El Malecón habanero es el protagonista de las historias actuales de Roberto González, que confluyen en la exposición El Muro, abierta en la galería Carmen Montilla, de la Oficina del Historiador

Autor:

Toni Piñera

Roberto González (La Habana, 1972) es un hombre de muchas paradojas e imaginación: minimalista en los recursos —y en estos tiempos también en la composición—, conceptual, surrealista, salpicado con tintes de humor (es cubano) y, sobre todo, con ojos muy abiertos al entorno humano, provisto de una técnica excelente en el campo de la línea y del color… Una suerte de combinación de «ingredientes» que lo visten como un artista original y de su tiempo.

A lo largo de los años, en sus pinturas y dibujos ha armado, con mucha sabiduría, un puente entre lo sicológico y lo físico.

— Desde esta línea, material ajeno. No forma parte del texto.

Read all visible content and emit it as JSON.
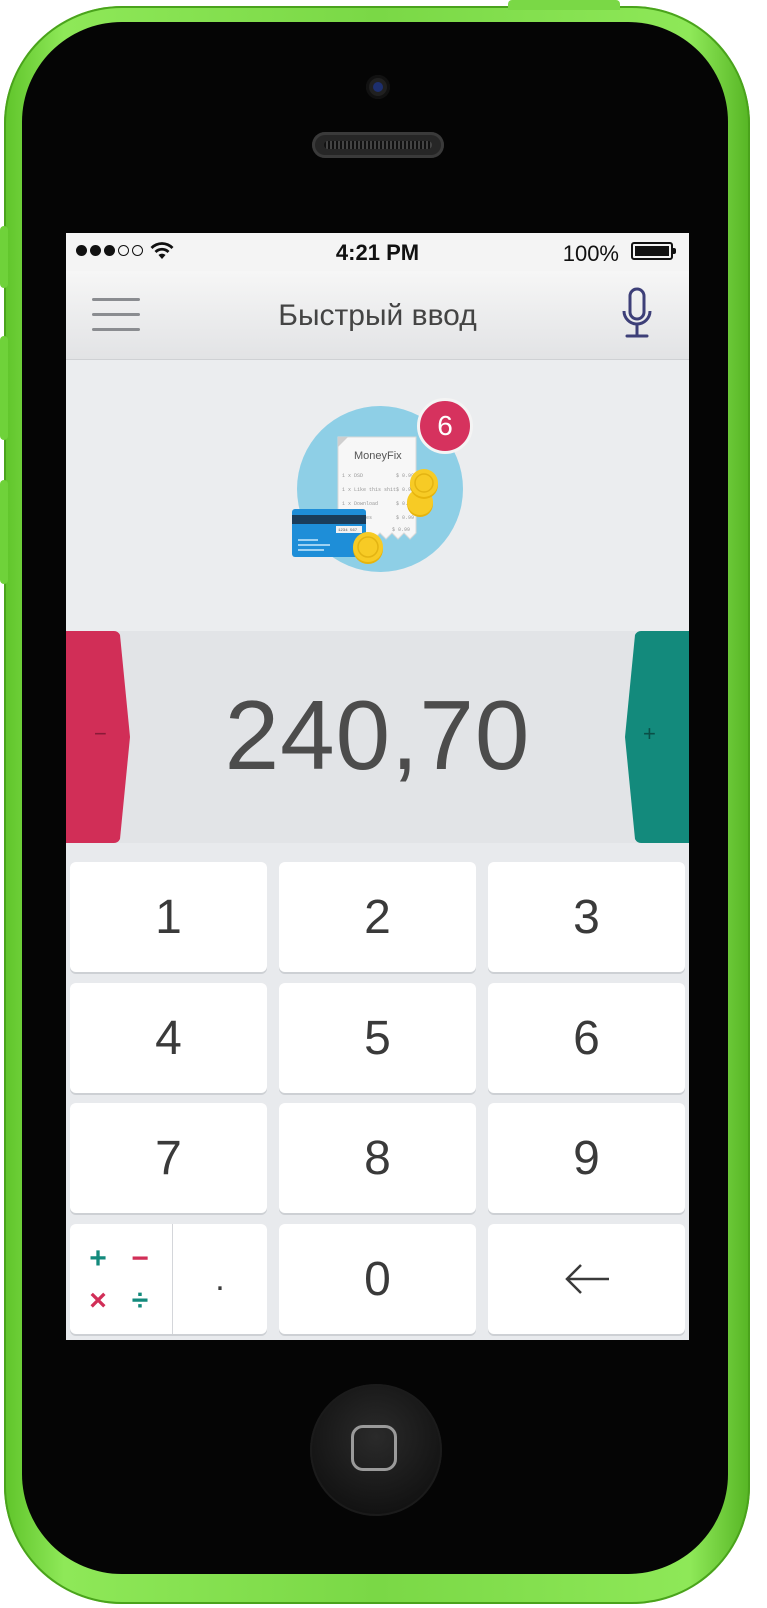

Su obra es una continua exploración de la evolución y supervivencia de la humanidad por hallar fuerzas en sueños, esperanzas y aspiraciones, pero también de la vida en dondequiera que esta se encuentre. Cual arquitecto de las formas, a cada golpe de pincel reinventa la realidad para alertarnos. Un trabajo personal que muestra en composiciones cuyo núcleo roza las emociones humanas.

El Malecón habanero es el protagonista de sus historias actuales, que confluyen en la exposición El Muro, abierta en la galería Carmen Montilla, de la Oficina del Historiador (Oficios 162, La Habana Vieja), en saludo al aniversario 500 de La Habana. Ese «balcón» hacia el Caribe para el artista (con su obra ha desandado en diversas ocasiones las salas de audición de destacadas casas subastadoras como Sotheby’s y Christie’s, tanto en Nueva York como en París) resulta un enorme sofá donde reposamos de las inquietudes cotidianas, un laberinto por donde encauzar los pensamientos, la «frontera» de algún utensilio cotidiano, una estrella ¿trampolín? hacia el infinito, una cuerda que se anuda a su antojo, y hasta lo llega a comparar con un árbol de profundas raíces…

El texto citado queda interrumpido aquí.